Voltage regulation in edge energy router system via H∞ control with Markov jump

With the increase of the amount of tasks offloaded to the network edge, the energy supply of edge devices has become a challenge worthy of attention. It is a feasible way to use renewable energy to supply energy for edge devices, but the production of renewable energy has certain uncertainty and stochasticity. In order to provide sufficient energy to ensure the stable operation of edge devices, energy Internet (EI) provides an idea, that is, different edge devices are connected with distributed small energy supply and storage systems. As the core equipment of energy Internet, energy router (ER) plays an important role in information transmission, energy transmission and system control. In this paper, the concept of edge energy router is proposed, which has the ability of task computing and scheduling similar to edge computing server, as well as the ability of energy transmission and system control of energy router.

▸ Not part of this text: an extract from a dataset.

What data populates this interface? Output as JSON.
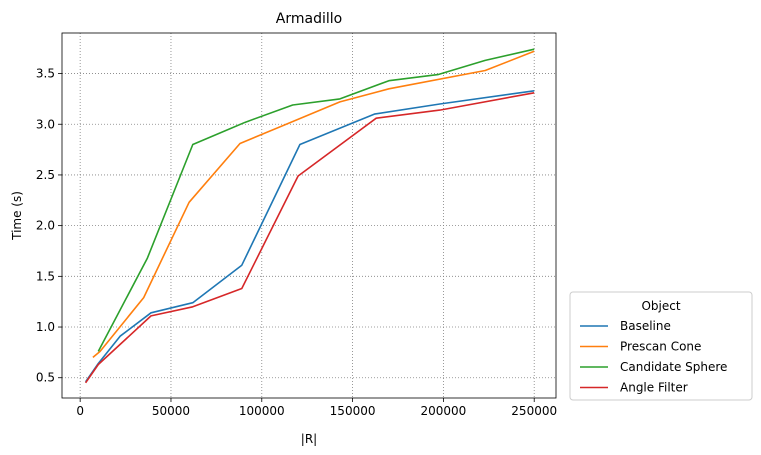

Each edge energy router is connected with loads, photovoltaic panel (PV), micro turbine (MT) and battery energy storage (BES) to form a self-sufficient microgrid (MG) system. However, there exists delay in energy transmission and task scheduling between different ERs. Moreover, the DC bus voltage stability of each edge energy router system is negatively affected by internal uncertainty, stochasticity and external interference. Therefore, the system is modeled by Markov jump ODEs with time delay, and the robust control of DC bus voltage deviation is discussed in this paper. The linear matrix inequality (LMI) method is used to solve this markov jump control problem. Finally, numerical simulations show the effectiveness of the proposed method.